Bei der Sonntagsfrage nach einer Bundestagswahl war die AfD im Vergleich zur Vorwoche mit ‌unverändert 26 Prozent stärkste Kraft. CDU/CSU ‌verharrten bei 25 Prozent.

Um je einen Punkt zulegen konnten SPD auf 14 Prozent und ‌Grüne auf 13 Prozent. Die Linke gab einen Punkt ‌auf ‌zehn Prozent nach.

Die Umfrageergebnisse im Überblick:

  • AfD: 26 Prozent (±0)
  • CDU/CSU: 25 Prozent (±0)
  • SPD: 14 Prozent (+1)
  • Grüne: 13 Prozent (+1)
  • Linke: 10 Prozent (-1)

Zwischen dem 07. und dem 10.04. wurden durch das Meinungsforschungsinstitut Insa 1205 Personen befragt.

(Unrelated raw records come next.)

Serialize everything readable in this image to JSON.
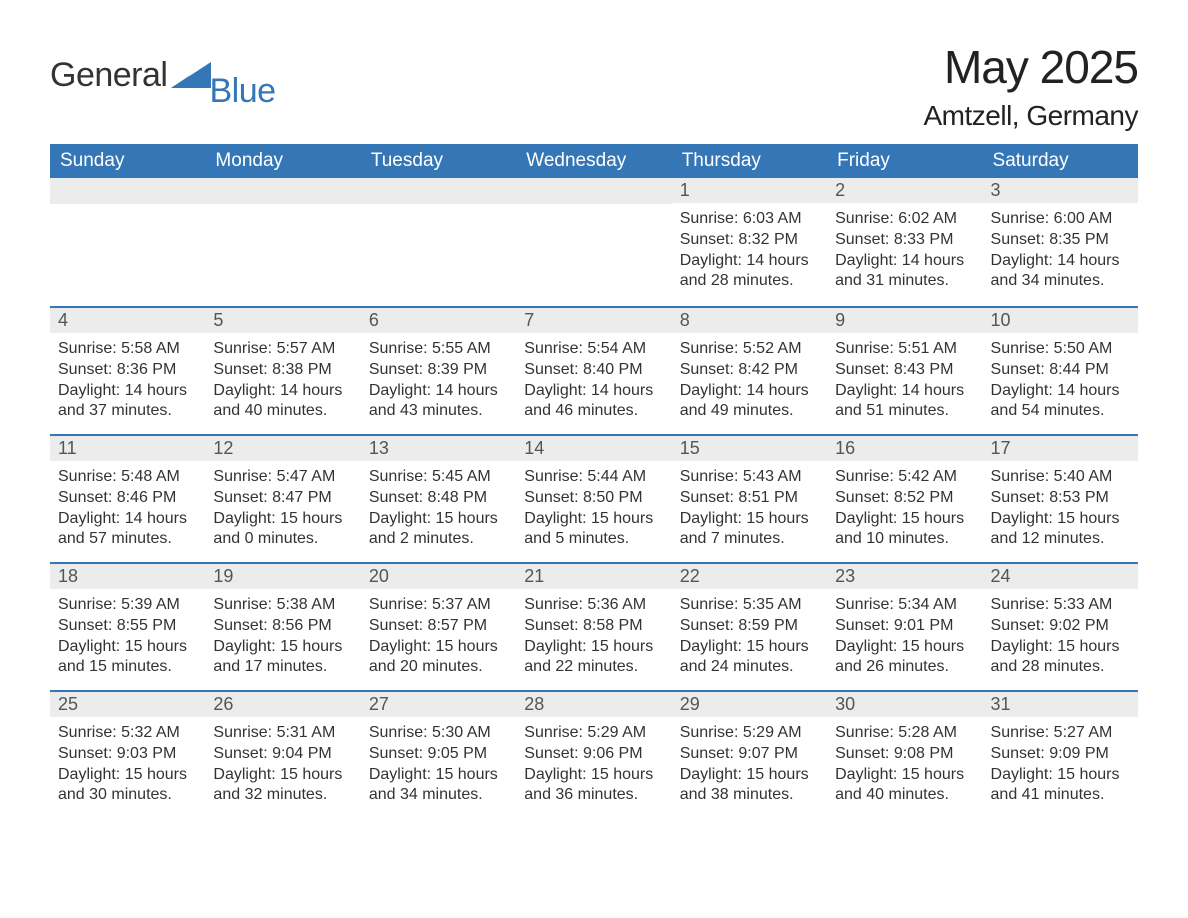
{
  "brand": {
    "part1": "General",
    "part2": "Blue"
  },
  "title": "May 2025",
  "location": "Amtzell, Germany",
  "colors": {
    "accent": "#3577b6",
    "header_bg": "#3577b6",
    "header_fg": "#ffffff",
    "daynum_bg": "#ececec",
    "daynum_fg": "#555555",
    "text": "#333333",
    "bg": "#ffffff"
  },
  "weekdays": [
    "Sunday",
    "Monday",
    "Tuesday",
    "Wednesday",
    "Thursday",
    "Friday",
    "Saturday"
  ],
  "weeks": [
    [
      {
        "empty": true
      },
      {
        "empty": true
      },
      {
        "empty": true
      },
      {
        "empty": true
      },
      {
        "day": "1",
        "sunrise": "Sunrise: 6:03 AM",
        "sunset": "Sunset: 8:32 PM",
        "daylight1": "Daylight: 14 hours",
        "daylight2": "and 28 minutes."
      },
      {
        "day": "2",
        "sunrise": "Sunrise: 6:02 AM",
        "sunset": "Sunset: 8:33 PM",
        "daylight1": "Daylight: 14 hours",
        "daylight2": "and 31 minutes."
      },
      {
        "day": "3",
        "sunrise": "Sunrise: 6:00 AM",
        "sunset": "Sunset: 8:35 PM",
        "daylight1": "Daylight: 14 hours",
        "daylight2": "and 34 minutes."
      }
    ],
    [
      {
        "day": "4",
        "sunrise": "Sunrise: 5:58 AM",
        "sunset": "Sunset: 8:36 PM",
        "daylight1": "Daylight: 14 hours",
        "daylight2": "and 37 minutes."
      },
      {
        "day": "5",
        "sunrise": "Sunrise: 5:57 AM",
        "sunset": "Sunset: 8:38 PM",
        "daylight1": "Daylight: 14 hours",
        "daylight2": "and 40 minutes."
      },
      {
        "day": "6",
        "sunrise": "Sunrise: 5:55 AM",
        "sunset": "Sunset: 8:39 PM",
        "daylight1": "Daylight: 14 hours",
        "daylight2": "and 43 minutes."
      },
      {
        "day": "7",
        "sunrise": "Sunrise: 5:54 AM",
        "sunset": "Sunset: 8:40 PM",
        "daylight1": "Daylight: 14 hours",
        "daylight2": "and 46 minutes."
      },
      {
        "day": "8",
        "sunrise": "Sunrise: 5:52 AM",
        "sunset": "Sunset: 8:42 PM",
        "daylight1": "Daylight: 14 hours",
        "daylight2": "and 49 minutes."
      },
      {
        "day": "9",
        "sunrise": "Sunrise: 5:51 AM",
        "sunset": "Sunset: 8:43 PM",
        "daylight1": "Daylight: 14 hours",
        "daylight2": "and 51 minutes."
      },
      {
        "day": "10",
        "sunrise": "Sunrise: 5:50 AM",
        "sunset": "Sunset: 8:44 PM",
        "daylight1": "Daylight: 14 hours",
        "daylight2": "and 54 minutes."
      }
    ],
    [
      {
        "day": "11",
        "sunrise": "Sunrise: 5:48 AM",
        "sunset": "Sunset: 8:46 PM",
        "daylight1": "Daylight: 14 hours",
        "daylight2": "and 57 minutes."
      },
      {
        "day": "12",
        "sunrise": "Sunrise: 5:47 AM",
        "sunset": "Sunset: 8:47 PM",
        "daylight1": "Daylight: 15 hours",
        "daylight2": "and 0 minutes."
      },
      {
        "day": "13",
        "sunrise": "Sunrise: 5:45 AM",
        "sunset": "Sunset: 8:48 PM",
        "daylight1": "Daylight: 15 hours",
        "daylight2": "and 2 minutes."
      },
      {
        "day": "14",
        "sunrise": "Sunrise: 5:44 AM",
        "sunset": "Sunset: 8:50 PM",
        "daylight1": "Daylight: 15 hours",
        "daylight2": "and 5 minutes."
      },
      {
        "day": "15",
        "sunrise": "Sunrise: 5:43 AM",
        "sunset": "Sunset: 8:51 PM",
        "daylight1": "Daylight: 15 hours",
        "daylight2": "and 7 minutes."
      },
      {
        "day": "16",
        "sunrise": "Sunrise: 5:42 AM",
        "sunset": "Sunset: 8:52 PM",
        "daylight1": "Daylight: 15 hours",
        "daylight2": "and 10 minutes."
      },
      {
        "day": "17",
        "sunrise": "Sunrise: 5:40 AM",
        "sunset": "Sunset: 8:53 PM",
        "daylight1": "Daylight: 15 hours",
        "daylight2": "and 12 minutes."
      }
    ],
    [
      {
        "day": "18",
        "sunrise": "Sunrise: 5:39 AM",
        "sunset": "Sunset: 8:55 PM",
        "daylight1": "Daylight: 15 hours",
        "daylight2": "and 15 minutes."
      },
      {
        "day": "19",
        "sunrise": "Sunrise: 5:38 AM",
        "sunset": "Sunset: 8:56 PM",
        "daylight1": "Daylight: 15 hours",
        "daylight2": "and 17 minutes."
      },
      {
        "day": "20",
        "sunrise": "Sunrise: 5:37 AM",
        "sunset": "Sunset: 8:57 PM",
        "daylight1": "Daylight: 15 hours",
        "daylight2": "and 20 minutes."
      },
      {
        "day": "21",
        "sunrise": "Sunrise: 5:36 AM",
        "sunset": "Sunset: 8:58 PM",
        "daylight1": "Daylight: 15 hours",
        "daylight2": "and 22 minutes."
      },
      {
        "day": "22",
        "sunrise": "Sunrise: 5:35 AM",
        "sunset": "Sunset: 8:59 PM",
        "daylight1": "Daylight: 15 hours",
        "daylight2": "and 24 minutes."
      },
      {
        "day": "23",
        "sunrise": "Sunrise: 5:34 AM",
        "sunset": "Sunset: 9:01 PM",
        "daylight1": "Daylight: 15 hours",
        "daylight2": "and 26 minutes."
      },
      {
        "day": "24",
        "sunrise": "Sunrise: 5:33 AM",
        "sunset": "Sunset: 9:02 PM",
        "daylight1": "Daylight: 15 hours",
        "daylight2": "and 28 minutes."
      }
    ],
    [
      {
        "day": "25",
        "sunrise": "Sunrise: 5:32 AM",
        "sunset": "Sunset: 9:03 PM",
        "daylight1": "Daylight: 15 hours",
        "daylight2": "and 30 minutes."
      },
      {
        "day": "26",
        "sunrise": "Sunrise: 5:31 AM",
        "sunset": "Sunset: 9:04 PM",
        "daylight1": "Daylight: 15 hours",
        "daylight2": "and 32 minutes."
      },
      {
        "day": "27",
        "sunrise": "Sunrise: 5:30 AM",
        "sunset": "Sunset: 9:05 PM",
        "daylight1": "Daylight: 15 hours",
        "daylight2": "and 34 minutes."
      },
      {
        "day": "28",
        "sunrise": "Sunrise: 5:29 AM",
        "sunset": "Sunset: 9:06 PM",
        "daylight1": "Daylight: 15 hours",
        "daylight2": "and 36 minutes."
      },
      {
        "day": "29",
        "sunrise": "Sunrise: 5:29 AM",
        "sunset": "Sunset: 9:07 PM",
        "daylight1": "Daylight: 15 hours",
        "daylight2": "and 38 minutes."
      },
      {
        "day": "30",
        "sunrise": "Sunrise: 5:28 AM",
        "sunset": "Sunset: 9:08 PM",
        "daylight1": "Daylight: 15 hours",
        "daylight2": "and 40 minutes."
      },
      {
        "day": "31",
        "sunrise": "Sunrise: 5:27 AM",
        "sunset": "Sunset: 9:09 PM",
        "daylight1": "Daylight: 15 hours",
        "daylight2": "and 41 minutes."
      }
    ]
  ]
}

Zuletzt wurde Kritik an der Bundesregierung insbesondere aufgrund der steigenden Energiepreise laut. Zudem kritisierten sich die Koalitionspartner auch offen gegenseitig.

Am Wochenende beraten die Parteichefs von CDU, CSU und SPD nun über die Energiepreiskrise und das anstehende Reformprogramm der Koalition. Unklar ist auch, ob und in welcher Form anschließend mögliche Ergebnisse bekanntgegeben werden – wenn, dann wohl erst am Montag.